Why is the Fourier Transform in QFT Divided by (2pi)?

[captain]

is Fourier analysis in qft just used for going from a position wavefunction to a wavefunction described by the wave vector (k)? also why is the integral divided by [2(pi)]^n where n is the number of dimensions and how do you know when to divide the integral by the 2(pi) factor or not?

 

[olgranpappy]

why is the integral divided by [2(pi)]^n where n is the number of dimensions...

It is a convenient convention. There is no physics there.

 

[olgranpappy]

is Fourier analysis in qft just used for...

Yes. Fourier analysis is always "just used for" the same purpose.

 

[captain]

It is a convenient convention. There is no physics there.

i know n goes up to 4 but i was too lazy to say that.

 

[olgranpappy]

i know n goes up to 4 but i was too lazy to say that.

n is whatever I want it to be...

 

[dextercioby]

Plus that "n" is not necessary natural, think about dimensional regularization of divergent intergrals occurring in loop contributions.

 

[captain]

but why do you need to divide by 2pi to the power of the number of dimensions you are dealing with in the integral? is it because of the whle position and frequency business. then why do you the same for going from position to momentum?

 

[Nesk]

but why do you need to divide by 2pi to the power of the number of dimensions you are dealing with in the integral? is it because of the whle position and frequency business. then why do you the same for going from position to momentum?

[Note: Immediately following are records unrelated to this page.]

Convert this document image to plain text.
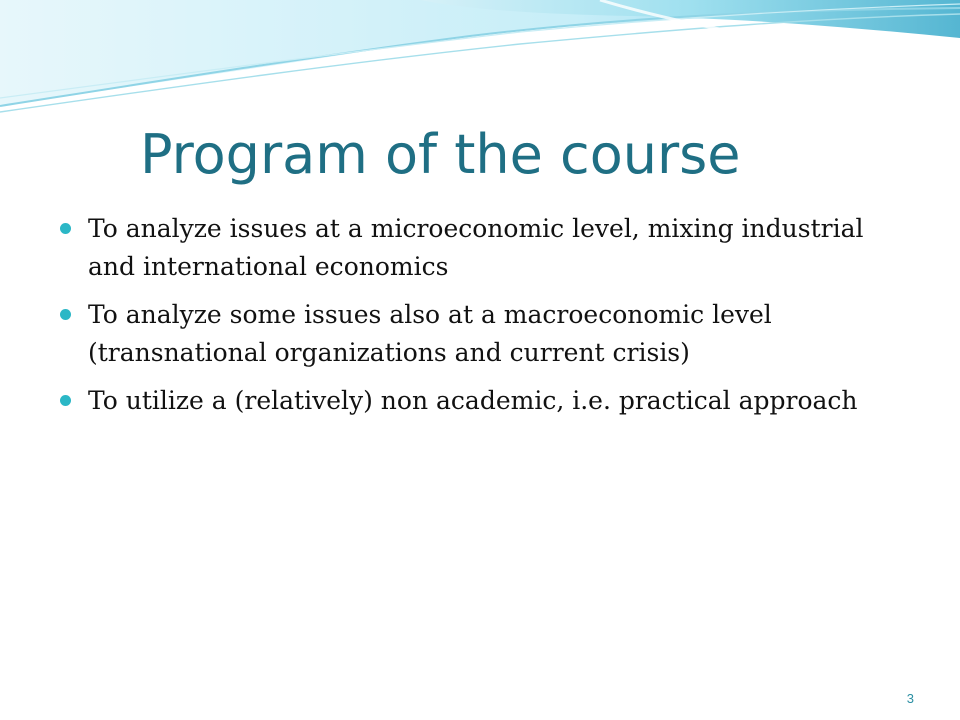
Program of the course
To analyze issues at a microeconomic level, mixing industrial and international economics
To analyze some issues also at a macroeconomic level (transnational organizations and current crisis)
To utilize a (relatively) non academic, i.e. practical approach
3
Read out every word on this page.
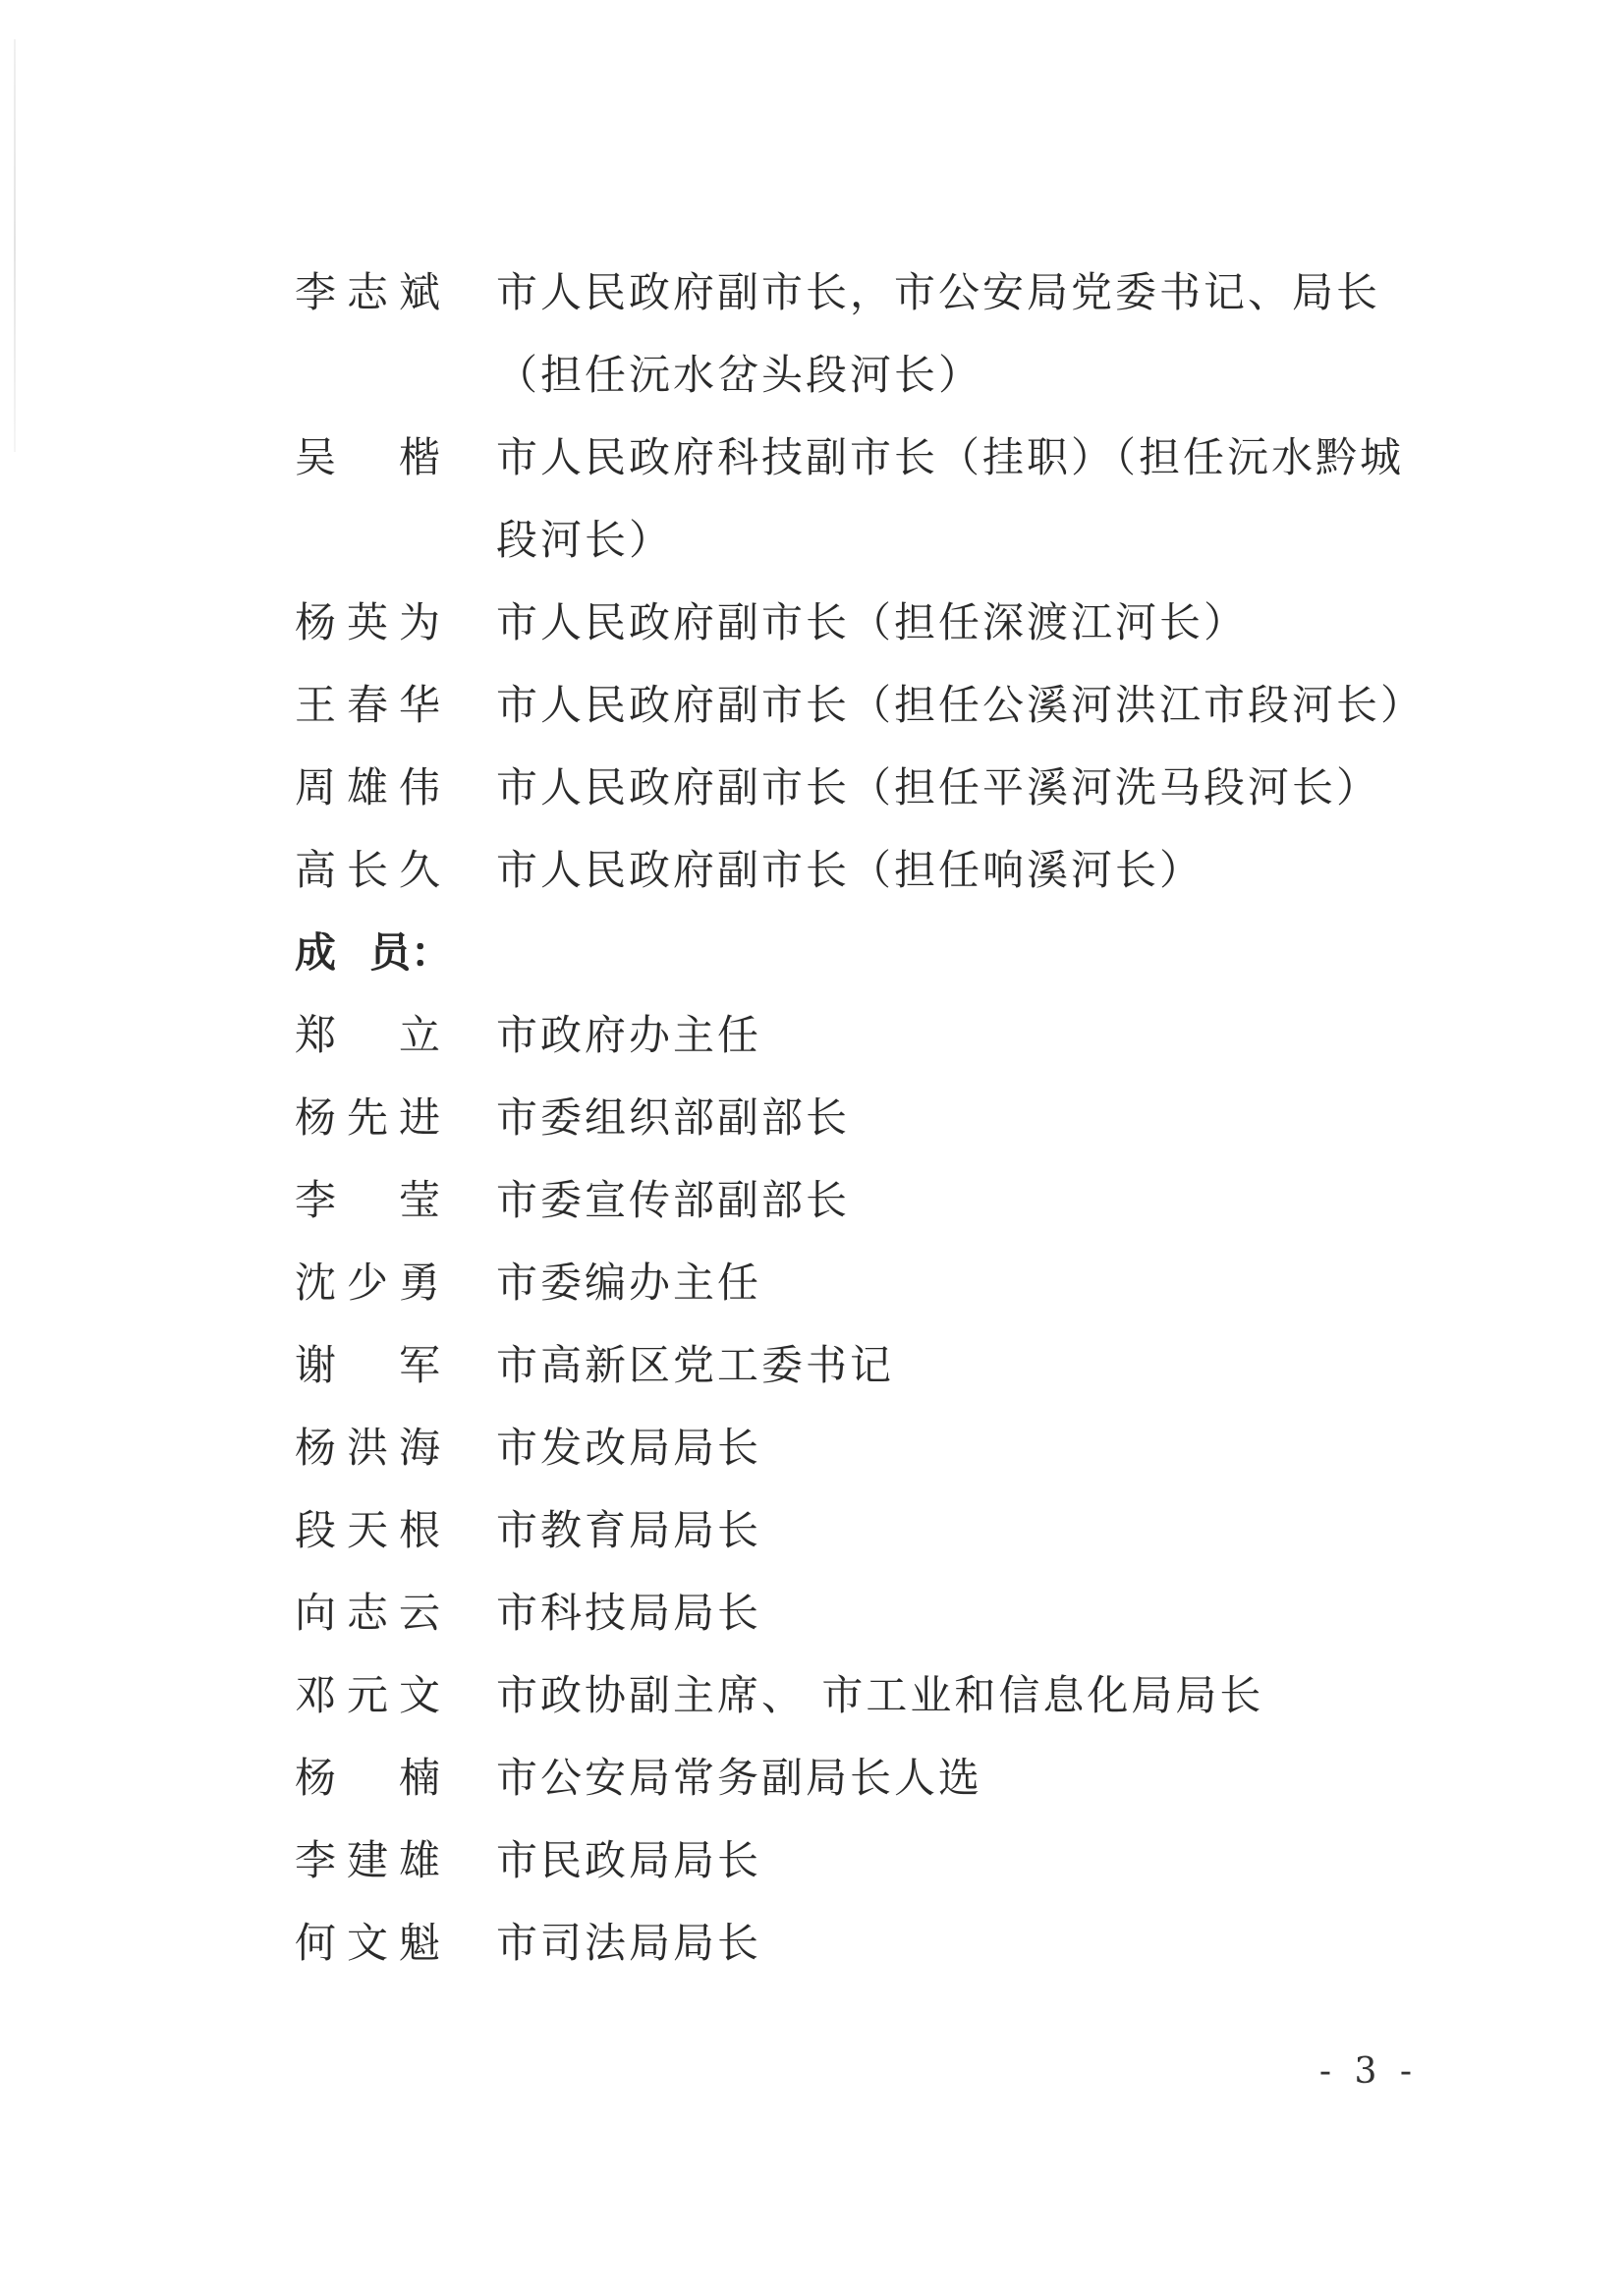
李 志 斌 市人民政府副市长，市公安局党委书记、局长（担任沅水岔头段河长）
吴 楷 市人民政府科技副市长（挂职）（担任沅水黔城段河长）
杨 英 为 市人民政府副市长（担任深渡江河长）
王 春 华 市人民政府副市长（担任公溪河洪江市段河长）
周 雄 伟 市人民政府副市长（担任平溪河洗马段河长）
高 长 久 市人民政府副市长（担任响溪河长）
成 员：
郑 立 市政府办主任
杨 先 进 市委组织部副部长
李 莹 市委宣传部副部长
沈 少 勇 市委编办主任
谢 军 市高新区党工委书记
杨 洪 海 市发改局局长
段 天 根 市教育局局长
向 志 云 市科技局局长
邓 元 文 市政协副主席、 市工业和信息化局局长
杨 楠 市公安局常务副局长人选
李 建 雄 市民政局局长
何 文 魁 市司法局局长
- 3 -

It is because the integral leaves an extra factor for which one accounts by dividing by (2pi)^n. It makes the direct and inverse transforms more symmetric, and thus more appealing and easy to remember. Since the mathematics used do not care about what physical quantities are being dealt with, the method is the same regardles of frequency/time or position/momentum transforms.

 

[captain]

It is because the integral leaves an extra factor for which one accounts by dividing by (2pi)^n. It makes the direct and inverse transforms more symmetric, and thus more appealing and easy to remember. Since the mathematics used do not care about what physical quantities are being dealt with, the method is the same regardles of frequency/time or position/momentum transforms.

if you want to go back from from momentum to position after doing a Fourier transform from position to momentum do you still have to divide by (2pi)^n or has that factor already been taken care during the first Fourier transform from position to momentum? does it matter in the order from which variable you go to (like from position to momentum, frequency to momentum, etc.)?

 

[Nesk]

if you want to go back from from momentum to position after doing a Fourier transform from position to momentum do you still have to divide by (2pi)^n or has that factor already been taken care during the first Fourier transform from position to momentum? does it matter in the order from which variable you go to (like from position to momentum, frequency to momentum, etc.)?

The factor must be inlcuded in both direct and inverse Fourier transform.

 

[captain]

how come in math Fourier analysis book it shows to divide by a factor of
(2pi)^(1/2), when in qft it shows to divide by (2pi)^n?

 

[olgranpappy]

It's just convenient to put all the two pi's on one side of the Fourier transform with no square roots.

Math people like the symmetric Fourier transform (with \sqrt{(2 pi)^n} in both transforms) but physicists prefer the non-symmetric version with all the (2 pi)'s in the momentum measure. For example, in one dimension:

Math
[tex]
\tilde f(p) = \int\frac{dx}{\sqrt{2\pi}}f(x)e^{-ipx}
[/tex]
[tex]
f(x)=\int\frac{dp}{\sqrt{2\pi}}\tilde f(p)e^{ipx}
[/tex]

vs. Physics
[tex]
\tilde f(p)=\int dx f(x)e^{-ipx}
[/tex]
[tex]
f(x)=\int \frac{dp}{2\pi}\tilde f(p)e^{ipx}\;.
[/tex]

Again, it is just a convention.

...also, this really has nothing to do in particular with "qft" so I don't know why you keep bring that up...